McFarlane, 62, was first elected to Raleigh City Council in 2007.
She served two terms before being elected mayor in 2011 -- the second woman mayor in Raleigh's history.
McFarlane said she decided against running for another term in order to spend more time on things she cares about most.
"I am going to focus on the things that really matter to me; my family, the community, the arts and the parks," she said in a news release. "Thank you all for your years of support. It has been an honor serving as your mayor."
The mayor also lamented the acrid political clmate, particularly on social media.
"We used to fight together for the things we care about," McFarlane said. "Now it seems we just fight with each other. The mean politics of twitter and social media is painful when it's about you or someone that you love. This social disease has exploded since I first ran for city council in 2007."
McFarlane's decision to not seek reelection comes about a month after Raleigh Councilwoman Kay Crowder accused McFarlane's husband of verbally and physically assaulting her.

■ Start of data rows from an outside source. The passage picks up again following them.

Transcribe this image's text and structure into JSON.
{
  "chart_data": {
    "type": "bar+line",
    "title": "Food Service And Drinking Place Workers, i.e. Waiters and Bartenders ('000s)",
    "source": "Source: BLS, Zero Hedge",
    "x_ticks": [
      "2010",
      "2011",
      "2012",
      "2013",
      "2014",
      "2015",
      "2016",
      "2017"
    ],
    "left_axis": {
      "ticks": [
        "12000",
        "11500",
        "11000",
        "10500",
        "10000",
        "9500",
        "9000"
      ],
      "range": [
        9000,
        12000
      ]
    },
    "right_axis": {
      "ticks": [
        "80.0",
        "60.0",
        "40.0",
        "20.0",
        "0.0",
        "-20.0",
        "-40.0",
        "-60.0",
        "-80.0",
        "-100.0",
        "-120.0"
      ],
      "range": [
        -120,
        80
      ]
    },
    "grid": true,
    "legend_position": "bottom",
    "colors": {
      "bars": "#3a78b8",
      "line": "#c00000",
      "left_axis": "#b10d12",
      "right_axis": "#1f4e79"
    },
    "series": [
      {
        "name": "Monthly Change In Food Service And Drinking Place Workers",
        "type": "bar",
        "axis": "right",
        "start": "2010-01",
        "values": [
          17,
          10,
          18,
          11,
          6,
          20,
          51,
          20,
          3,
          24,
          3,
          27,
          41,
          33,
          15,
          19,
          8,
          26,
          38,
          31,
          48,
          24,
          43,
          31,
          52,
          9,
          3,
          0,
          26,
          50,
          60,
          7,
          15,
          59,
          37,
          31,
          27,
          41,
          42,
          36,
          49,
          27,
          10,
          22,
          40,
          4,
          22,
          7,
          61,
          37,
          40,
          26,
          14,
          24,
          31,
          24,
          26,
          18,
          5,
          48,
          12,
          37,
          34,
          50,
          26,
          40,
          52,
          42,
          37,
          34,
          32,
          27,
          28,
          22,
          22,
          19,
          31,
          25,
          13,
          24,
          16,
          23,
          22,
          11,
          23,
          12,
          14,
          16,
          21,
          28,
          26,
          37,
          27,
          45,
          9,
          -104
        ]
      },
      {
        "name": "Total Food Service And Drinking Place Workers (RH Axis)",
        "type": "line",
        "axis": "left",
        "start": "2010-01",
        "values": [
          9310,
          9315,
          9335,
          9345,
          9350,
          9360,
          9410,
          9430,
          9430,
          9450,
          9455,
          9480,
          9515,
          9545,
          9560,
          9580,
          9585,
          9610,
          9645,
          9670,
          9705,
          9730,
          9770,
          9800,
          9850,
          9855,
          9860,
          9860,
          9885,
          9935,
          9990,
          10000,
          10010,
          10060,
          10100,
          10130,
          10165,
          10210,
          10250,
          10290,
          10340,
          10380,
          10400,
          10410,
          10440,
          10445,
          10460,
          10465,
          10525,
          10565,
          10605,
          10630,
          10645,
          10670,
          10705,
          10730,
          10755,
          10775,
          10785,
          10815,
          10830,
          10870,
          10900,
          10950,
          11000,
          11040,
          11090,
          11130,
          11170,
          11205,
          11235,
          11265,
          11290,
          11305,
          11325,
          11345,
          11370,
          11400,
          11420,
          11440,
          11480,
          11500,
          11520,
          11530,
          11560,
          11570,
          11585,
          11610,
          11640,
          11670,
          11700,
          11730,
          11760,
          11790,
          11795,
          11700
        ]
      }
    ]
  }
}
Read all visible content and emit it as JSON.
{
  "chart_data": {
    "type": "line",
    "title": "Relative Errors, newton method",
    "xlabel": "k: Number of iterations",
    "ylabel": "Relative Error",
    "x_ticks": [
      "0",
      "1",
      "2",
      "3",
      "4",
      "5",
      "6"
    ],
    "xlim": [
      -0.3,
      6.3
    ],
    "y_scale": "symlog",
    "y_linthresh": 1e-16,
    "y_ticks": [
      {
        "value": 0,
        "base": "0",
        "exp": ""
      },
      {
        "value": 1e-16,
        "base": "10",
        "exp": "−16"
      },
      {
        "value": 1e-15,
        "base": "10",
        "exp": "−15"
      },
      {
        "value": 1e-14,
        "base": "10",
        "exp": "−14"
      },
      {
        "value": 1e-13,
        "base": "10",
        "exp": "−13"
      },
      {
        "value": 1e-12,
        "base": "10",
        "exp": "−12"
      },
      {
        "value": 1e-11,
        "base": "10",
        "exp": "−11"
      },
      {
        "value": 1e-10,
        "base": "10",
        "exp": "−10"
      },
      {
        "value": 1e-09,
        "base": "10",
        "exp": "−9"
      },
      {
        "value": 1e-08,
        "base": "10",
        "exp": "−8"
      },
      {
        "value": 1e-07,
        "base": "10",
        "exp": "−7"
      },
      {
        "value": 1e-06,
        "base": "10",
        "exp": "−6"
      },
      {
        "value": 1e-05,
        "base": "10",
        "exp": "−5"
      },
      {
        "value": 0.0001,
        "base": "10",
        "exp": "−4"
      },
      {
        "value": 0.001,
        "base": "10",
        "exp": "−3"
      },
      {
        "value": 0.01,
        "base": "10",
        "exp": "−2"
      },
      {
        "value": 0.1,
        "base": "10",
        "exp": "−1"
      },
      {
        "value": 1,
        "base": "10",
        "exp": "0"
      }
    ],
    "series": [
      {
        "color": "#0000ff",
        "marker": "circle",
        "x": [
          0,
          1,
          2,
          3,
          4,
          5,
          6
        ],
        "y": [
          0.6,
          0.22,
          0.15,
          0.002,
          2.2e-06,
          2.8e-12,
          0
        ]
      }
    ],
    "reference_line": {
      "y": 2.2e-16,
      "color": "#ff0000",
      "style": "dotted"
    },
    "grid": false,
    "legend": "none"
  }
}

As for her time at the helm of the City of Oaks, McFarlane's spokesperson praised the mayor's role in leading the efforts to expand public transit, making more funding available for affordable housing, and supporting small businesses.
Meanwhile, Charlie Francis, who ran against McFarlane in the last election, told ABC11's Tim Pulliam that he will again run for mayor.
Francis said he'll be launching his campaign in a few weeks.
McFarlane graduated from the School of Pharmacy at Virginia Commonwealth University.
During her 35 years as a Raleigh resident, she worked as a pharmacist while raising her family.
In 2002, she launched MedPro Rx, Inc., an accredited specialty infusion pharmacy that provides medications and services for clients with chronic illnesses.
'I would like to thank Mayor MacFarlane for her years of service to Raleigh and Wake County," Wake County Democratic Chairwoman Rebecca Llewellyn said in a release. "These have been prosperous times, but also difficult times with increasing growth and change. As we debate the future, there will be issues of affordability, transportation links, managed growth and increasing coordination between Raleigh and the other municipalities within Wake County. These are debates that need to happen, including all residents and businesses. As Chair of the Wake County Democratic Party I look forward to these debates."